Our recent paper uses the Wall Street Journal’s coverage of the stock option backdating scandal to examine whether media coverage causes meritorious shareholder litigation. While the media has a prominent role in covering corporate scandals, it is unclear whether the media coverage itself causes any subsequent litigation because the underlying corporate misconduct and firm characteristics may cause both the litigation and attract media coverage. Thus, meritorious litigation may have eventually occurred even in the absence of media coverage. Evidence on the causal relation between media coverage and meritorious litigation is timely due to growing concerns about the precipitous decline in newspapers nationwide and whether it will result in a significant decrease in corporate accountability (Grieco 2020; Knight Foundation 2019). The findings further have a number of important implications for the media, firms, and others.

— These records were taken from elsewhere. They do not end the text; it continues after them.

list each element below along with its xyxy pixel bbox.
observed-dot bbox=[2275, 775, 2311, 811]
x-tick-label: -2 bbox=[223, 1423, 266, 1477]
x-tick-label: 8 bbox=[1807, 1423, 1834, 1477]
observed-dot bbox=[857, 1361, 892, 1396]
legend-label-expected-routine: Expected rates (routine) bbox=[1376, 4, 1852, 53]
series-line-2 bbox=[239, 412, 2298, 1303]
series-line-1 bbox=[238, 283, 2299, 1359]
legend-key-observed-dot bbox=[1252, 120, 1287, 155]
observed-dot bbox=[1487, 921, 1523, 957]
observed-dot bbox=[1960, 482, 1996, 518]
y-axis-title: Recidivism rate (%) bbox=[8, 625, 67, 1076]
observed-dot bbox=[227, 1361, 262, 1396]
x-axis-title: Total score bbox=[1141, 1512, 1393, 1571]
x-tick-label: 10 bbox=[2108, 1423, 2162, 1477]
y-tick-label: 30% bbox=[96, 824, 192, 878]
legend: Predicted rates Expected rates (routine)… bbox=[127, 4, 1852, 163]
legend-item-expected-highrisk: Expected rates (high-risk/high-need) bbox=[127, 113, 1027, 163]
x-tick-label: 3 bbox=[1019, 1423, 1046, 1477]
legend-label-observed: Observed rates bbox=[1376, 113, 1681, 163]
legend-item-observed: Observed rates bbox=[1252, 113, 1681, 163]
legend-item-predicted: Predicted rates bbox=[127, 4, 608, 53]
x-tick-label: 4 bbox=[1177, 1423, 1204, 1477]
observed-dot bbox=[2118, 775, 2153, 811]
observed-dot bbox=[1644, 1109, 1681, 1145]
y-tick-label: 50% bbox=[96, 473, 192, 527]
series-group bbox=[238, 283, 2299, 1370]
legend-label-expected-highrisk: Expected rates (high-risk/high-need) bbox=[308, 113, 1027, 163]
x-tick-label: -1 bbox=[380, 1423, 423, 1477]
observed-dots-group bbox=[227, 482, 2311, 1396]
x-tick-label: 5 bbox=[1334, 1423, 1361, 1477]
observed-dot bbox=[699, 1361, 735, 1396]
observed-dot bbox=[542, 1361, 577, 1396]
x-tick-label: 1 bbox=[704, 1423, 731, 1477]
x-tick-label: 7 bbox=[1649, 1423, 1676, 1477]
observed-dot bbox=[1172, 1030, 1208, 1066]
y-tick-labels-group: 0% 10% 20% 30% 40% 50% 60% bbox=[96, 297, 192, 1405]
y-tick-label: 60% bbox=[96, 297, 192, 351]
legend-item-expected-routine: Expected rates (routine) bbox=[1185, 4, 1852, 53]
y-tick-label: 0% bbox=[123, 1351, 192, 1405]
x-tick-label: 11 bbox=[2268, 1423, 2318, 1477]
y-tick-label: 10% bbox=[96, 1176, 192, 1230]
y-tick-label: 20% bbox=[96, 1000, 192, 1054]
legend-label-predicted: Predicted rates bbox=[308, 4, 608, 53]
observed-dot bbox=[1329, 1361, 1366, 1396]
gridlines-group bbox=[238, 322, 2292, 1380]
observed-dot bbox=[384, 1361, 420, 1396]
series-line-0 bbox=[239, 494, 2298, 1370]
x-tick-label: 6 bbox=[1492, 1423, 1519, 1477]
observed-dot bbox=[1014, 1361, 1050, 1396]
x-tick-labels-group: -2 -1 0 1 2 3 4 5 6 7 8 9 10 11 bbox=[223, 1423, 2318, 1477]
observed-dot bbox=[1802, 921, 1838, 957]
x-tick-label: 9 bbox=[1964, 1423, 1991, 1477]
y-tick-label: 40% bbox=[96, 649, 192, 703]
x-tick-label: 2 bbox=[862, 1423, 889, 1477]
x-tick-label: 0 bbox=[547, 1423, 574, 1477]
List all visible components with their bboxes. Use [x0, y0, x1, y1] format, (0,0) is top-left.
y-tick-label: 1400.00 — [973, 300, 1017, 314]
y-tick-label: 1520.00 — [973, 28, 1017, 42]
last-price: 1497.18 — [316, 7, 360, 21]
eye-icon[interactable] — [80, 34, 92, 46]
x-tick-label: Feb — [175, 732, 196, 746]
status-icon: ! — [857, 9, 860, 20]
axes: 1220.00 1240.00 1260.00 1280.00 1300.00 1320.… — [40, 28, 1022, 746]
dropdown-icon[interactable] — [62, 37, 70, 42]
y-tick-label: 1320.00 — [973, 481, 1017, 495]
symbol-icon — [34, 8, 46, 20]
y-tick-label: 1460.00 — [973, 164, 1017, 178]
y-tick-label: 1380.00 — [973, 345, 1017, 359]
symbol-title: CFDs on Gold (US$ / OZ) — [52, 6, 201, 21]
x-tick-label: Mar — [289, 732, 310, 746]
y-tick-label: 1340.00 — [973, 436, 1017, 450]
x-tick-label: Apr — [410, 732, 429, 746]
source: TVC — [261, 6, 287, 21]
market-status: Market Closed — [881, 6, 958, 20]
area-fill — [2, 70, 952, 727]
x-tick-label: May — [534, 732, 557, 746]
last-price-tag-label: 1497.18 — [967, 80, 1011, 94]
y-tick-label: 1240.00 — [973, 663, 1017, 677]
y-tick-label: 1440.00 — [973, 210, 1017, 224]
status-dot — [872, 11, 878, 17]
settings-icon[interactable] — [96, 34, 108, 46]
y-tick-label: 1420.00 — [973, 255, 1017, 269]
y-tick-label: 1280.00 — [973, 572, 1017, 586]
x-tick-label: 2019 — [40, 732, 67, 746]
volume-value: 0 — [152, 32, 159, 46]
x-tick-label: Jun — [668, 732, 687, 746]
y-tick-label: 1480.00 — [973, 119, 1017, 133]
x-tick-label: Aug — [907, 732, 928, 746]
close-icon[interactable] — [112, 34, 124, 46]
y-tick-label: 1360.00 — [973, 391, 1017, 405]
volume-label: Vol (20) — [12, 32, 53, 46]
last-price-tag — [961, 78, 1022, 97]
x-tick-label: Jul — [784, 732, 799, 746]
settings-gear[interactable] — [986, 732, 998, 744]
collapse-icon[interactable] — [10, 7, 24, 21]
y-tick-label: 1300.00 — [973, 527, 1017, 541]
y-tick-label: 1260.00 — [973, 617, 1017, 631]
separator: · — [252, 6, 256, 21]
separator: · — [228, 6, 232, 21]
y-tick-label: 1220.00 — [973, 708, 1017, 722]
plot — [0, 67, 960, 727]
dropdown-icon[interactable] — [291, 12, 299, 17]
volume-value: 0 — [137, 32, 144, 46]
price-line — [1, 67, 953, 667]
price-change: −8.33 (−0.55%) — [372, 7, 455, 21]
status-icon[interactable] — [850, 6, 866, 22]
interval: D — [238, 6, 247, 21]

We predict that media coverage will increase the likelihood of meritorious litigation because such coverage may increase the expected payoff of such litigation to plaintiffs’ lawyers. Specifically, the expected payoff is a function of the settlement probability, expected settlement amount, and expected litigation costs, and media coverage may affect each of these components. That is, media coverage can provide new “expert witness” information or increase the credibility of existing information, increasing both the probability of settlement and expected settlement amount. Additionally, negative media coverage may contribute to an abnormal price decrease, which may increase the settlement probability by establishing loss causation and increase settlement amounts by increasing shareholder damages. Finally, media coverage may lower investigation costs. That is, plaintiffs’ lawyers may rely on experts cited by the media, and coordination costs may be lowered by making it easier to assemble a class of affected plaintiffs.